Raoul s’intéressait de plus en plus à ce récit, cherchant, non sans une certaine appréhension, à savoir où l’autre voulait en venir. Il demanda :

— Bien entendu, Félicien n’ignore aucun de ces détails, quoi qu’il ait refusé de les communiquer à l’instruction ?

— Probablement.

— Mais comment Barthélemy savait-il ?

— Par la fermière, dont le mari venait de mourir et dont il devint l’ami. Et c’est elle qui lui raconta secrètement qu’un enfant lui avait été apporté jadis par une femme qui lui versa une somme d’argent importante pour les frais à venir.

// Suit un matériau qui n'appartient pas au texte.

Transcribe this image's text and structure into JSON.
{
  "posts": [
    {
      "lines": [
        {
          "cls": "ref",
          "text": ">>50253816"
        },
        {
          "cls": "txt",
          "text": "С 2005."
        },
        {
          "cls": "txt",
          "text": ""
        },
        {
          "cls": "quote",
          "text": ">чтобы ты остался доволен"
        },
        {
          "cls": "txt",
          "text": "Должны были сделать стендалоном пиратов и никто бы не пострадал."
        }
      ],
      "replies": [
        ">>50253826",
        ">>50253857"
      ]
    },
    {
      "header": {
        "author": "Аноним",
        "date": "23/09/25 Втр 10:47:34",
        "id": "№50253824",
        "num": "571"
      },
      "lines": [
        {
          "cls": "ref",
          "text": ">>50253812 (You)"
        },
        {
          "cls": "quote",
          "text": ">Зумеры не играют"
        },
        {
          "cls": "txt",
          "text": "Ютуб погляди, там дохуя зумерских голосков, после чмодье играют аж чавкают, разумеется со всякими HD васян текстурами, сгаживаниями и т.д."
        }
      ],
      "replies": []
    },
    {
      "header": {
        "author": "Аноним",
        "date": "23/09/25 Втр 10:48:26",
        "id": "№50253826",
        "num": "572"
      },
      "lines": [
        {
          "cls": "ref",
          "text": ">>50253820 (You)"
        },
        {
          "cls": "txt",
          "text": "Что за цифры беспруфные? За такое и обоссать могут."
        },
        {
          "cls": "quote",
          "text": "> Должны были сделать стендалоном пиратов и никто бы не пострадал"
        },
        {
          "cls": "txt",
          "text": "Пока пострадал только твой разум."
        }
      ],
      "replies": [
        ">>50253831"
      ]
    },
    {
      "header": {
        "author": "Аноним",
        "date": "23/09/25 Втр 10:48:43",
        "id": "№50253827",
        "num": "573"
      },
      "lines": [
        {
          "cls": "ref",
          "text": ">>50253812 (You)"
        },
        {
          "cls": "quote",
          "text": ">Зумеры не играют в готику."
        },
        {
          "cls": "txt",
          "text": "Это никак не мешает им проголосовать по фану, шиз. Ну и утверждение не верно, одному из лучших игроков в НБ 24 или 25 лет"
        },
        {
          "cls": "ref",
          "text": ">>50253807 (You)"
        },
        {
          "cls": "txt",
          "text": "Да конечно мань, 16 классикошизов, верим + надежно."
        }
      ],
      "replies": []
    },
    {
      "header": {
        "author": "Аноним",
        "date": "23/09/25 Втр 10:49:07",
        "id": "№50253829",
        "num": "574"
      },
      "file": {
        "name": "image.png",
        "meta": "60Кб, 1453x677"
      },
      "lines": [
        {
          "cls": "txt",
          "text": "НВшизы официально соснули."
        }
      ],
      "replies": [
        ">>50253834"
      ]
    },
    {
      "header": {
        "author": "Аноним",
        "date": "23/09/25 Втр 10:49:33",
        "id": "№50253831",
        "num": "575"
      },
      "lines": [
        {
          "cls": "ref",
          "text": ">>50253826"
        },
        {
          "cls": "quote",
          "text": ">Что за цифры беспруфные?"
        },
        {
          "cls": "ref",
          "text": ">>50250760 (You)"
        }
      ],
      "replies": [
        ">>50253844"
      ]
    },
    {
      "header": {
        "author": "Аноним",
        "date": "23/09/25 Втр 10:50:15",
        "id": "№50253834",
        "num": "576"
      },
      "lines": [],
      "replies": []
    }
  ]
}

Raoul d’Averny commençait à se troubler, il n’aurait pu dire pourquoi. Il murmura :

— En quelle année était-ce ?

— Je ne sais pas.

— Mais on le saurait par la femme ?

— Elle est morte.

— Barthélemy savait, lui !

— Il est mort.

— Mais il a parlé, puisque tu sais, toi.

— Oui, il m’en a parlé une fois.

— En ce cas, explique-toi. Cette femme ? la mère de l’enfant ?…

— Ce n’était pas sa mère.

— Ce n’était pas sa mère !

— Non, elle l’avait enlevé.

— Pourquoi ?

— Par vengeance, je crois.

— Et comment était-elle, cette femme ?

  1. Voir l’Aiguille creuse.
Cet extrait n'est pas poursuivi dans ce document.